Il tecnico dopo il pareggio col Chievo: "E' mancata la concretezza. Futuro? Settimana prossima incontrerò la società"

Il pareggio contro il Chievo evidenzia le recenti difficoltà della Fiorentina: "E’ mancata concretezza e la fame per fare gol - commenta Paulo Sousa a Premium Sport -. Davanti abbiamo trovato una squadra che stava tutta dietro la linea della palla, poi quando ci siamo un po’ spinti in avanti ci siamo allungati e abbiamo rischiato qualcosa, ma nel complesso abbiamo controllato quasi tutta la gara. Dovevamo essere più aggressivi".

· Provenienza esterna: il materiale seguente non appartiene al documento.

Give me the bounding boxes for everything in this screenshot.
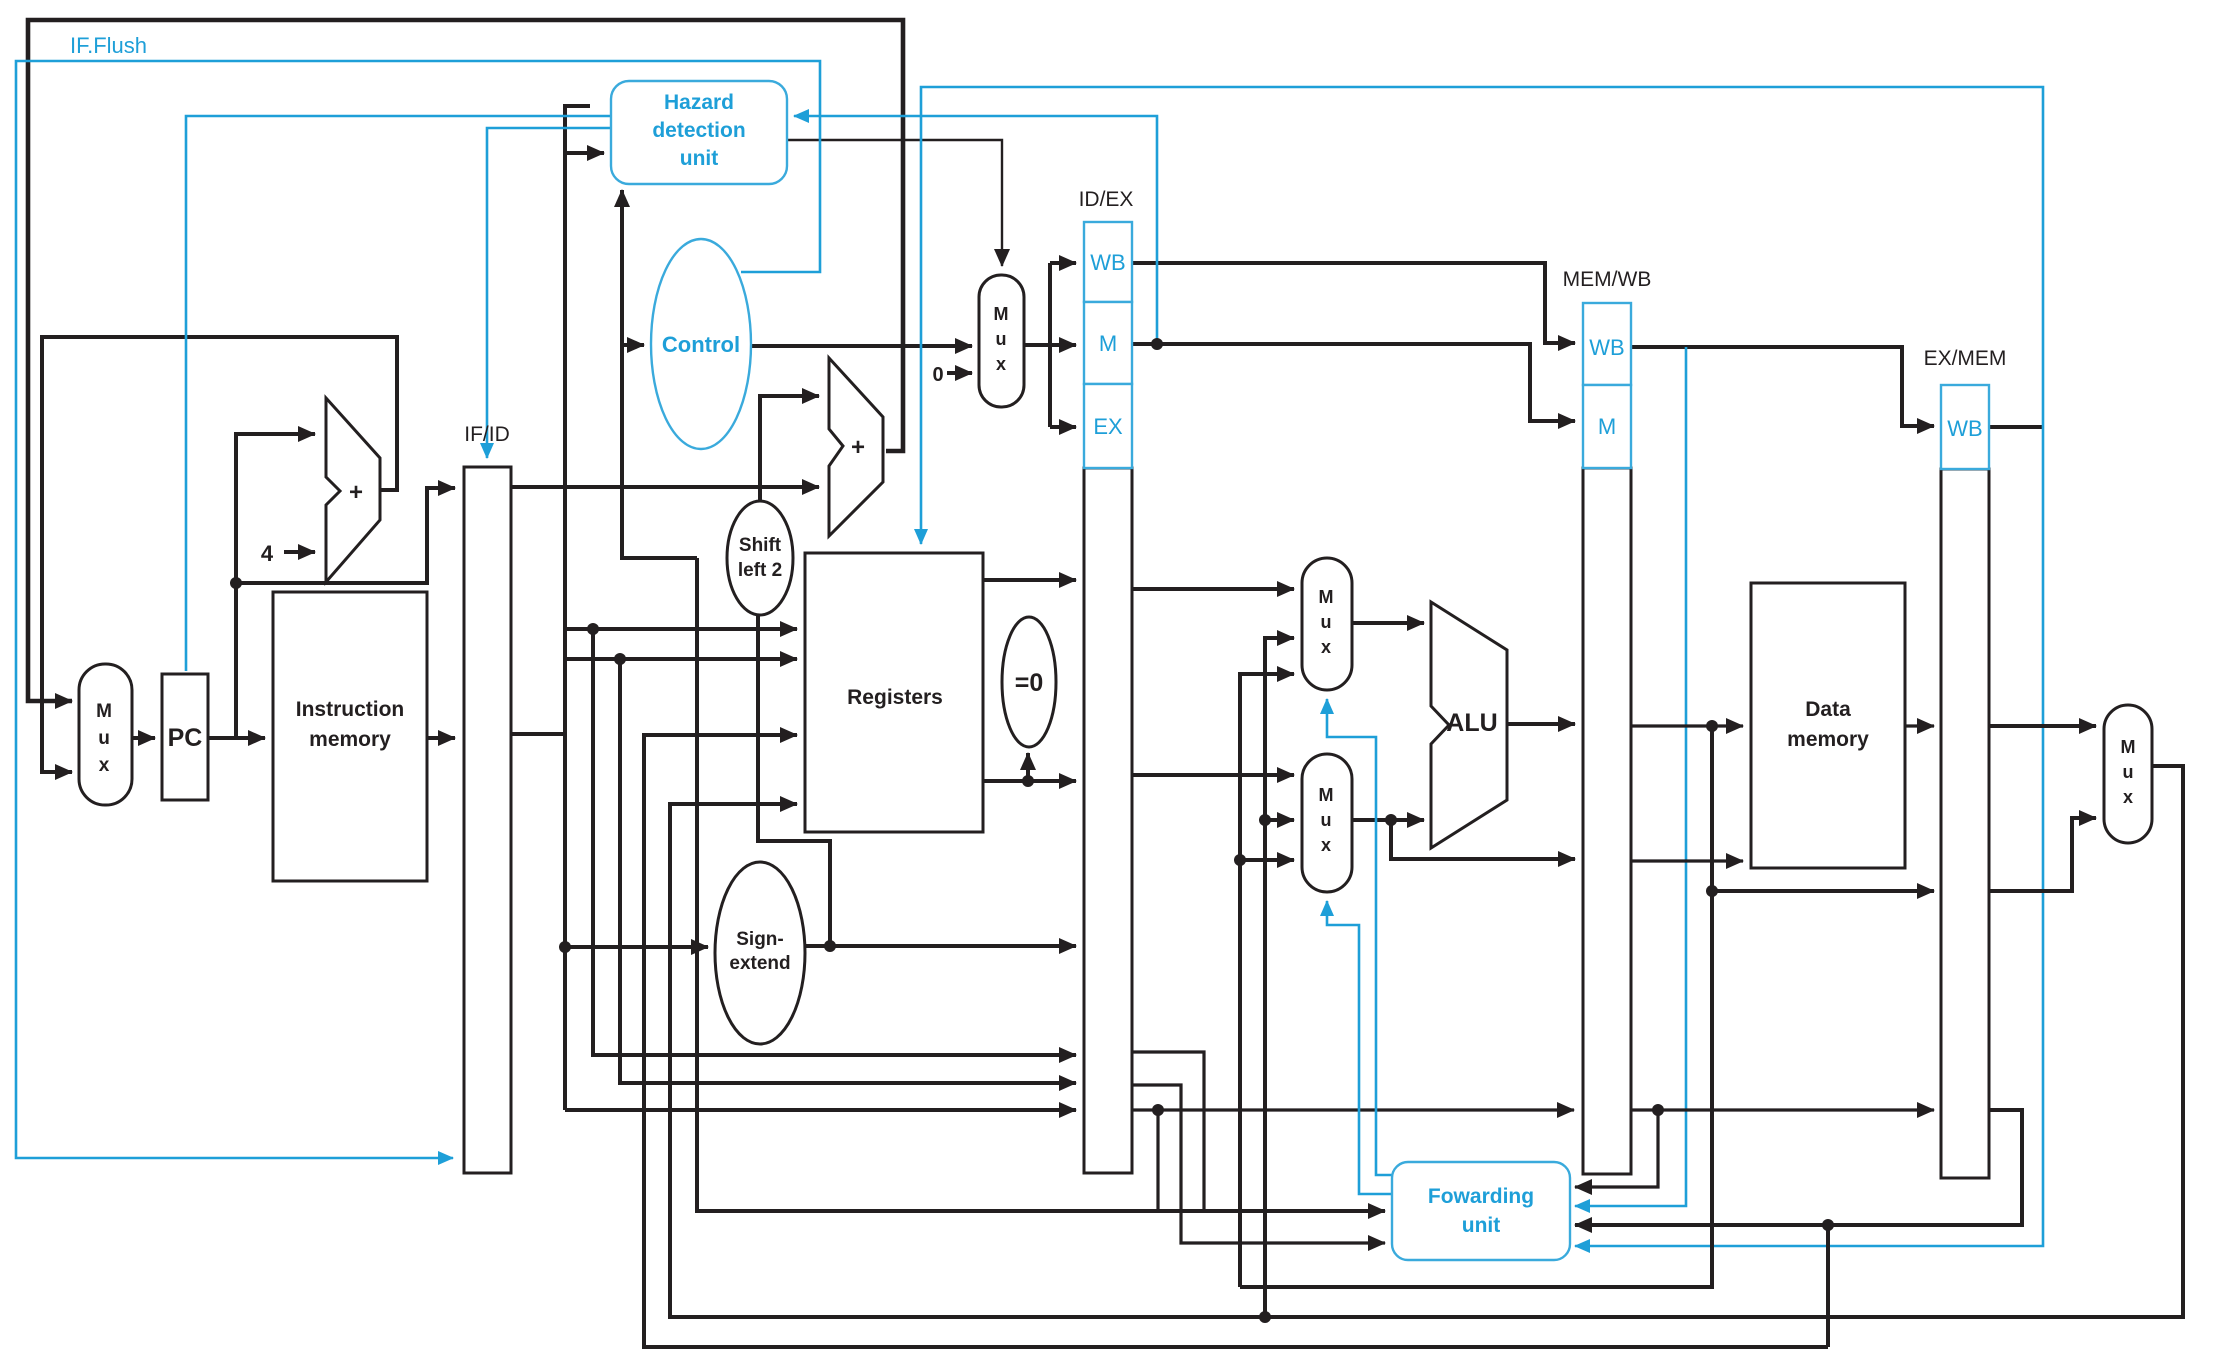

Nelle ultime 10 partite la Fiorentina ha conquistato solamente otto punti: niente a che vedere con la marcia tenuta nel girone d'andata. "Ci sono diversi fattori che condizionano i risultati - dice il tecnico viola -. Siamo consapevoli delle nostre capacità, abbiamo perso un po’ di fiducia e di convinzione che avevamo all’inizio della stagione. Non siamo riusciti a essere concreti come nel girone d’andata ma se andiamo ad analizzare tutte le gare pochissime volte siamo andati in grande difficoltà". Sul futuro: "Alla fine della prossima settimana incontrerò la società".

Paulo Sousa parla poi dei singoli, a partire da Ilicic che nel finale ha avuto una buona chance per segnare: "Non sono arrabbiato con lui, però è entrato a gara in corso, era fresco e in quell’occasione nel finale, con la qualità che ha, poteva risolvere la partita. Ma ha fatto una stagione incredibile. La gara di Zarate e Tello? Sono giocatori con determinate caratteristiche. Mauro ha tanta voglia e tanta fame di fare gol, la squadra l’ha accolto bene, riesce a capire il suo modo di giocare e lui è cresciuto molto. Tello è un giocatore che ama stare sulla fascia, può sfruttare ancora molto la sua velocità. L’anno scorso è stato discontinuo, ha bisogno di giocare e ha bisogno di essere più regolare nelle giocate e nelle prestazioni".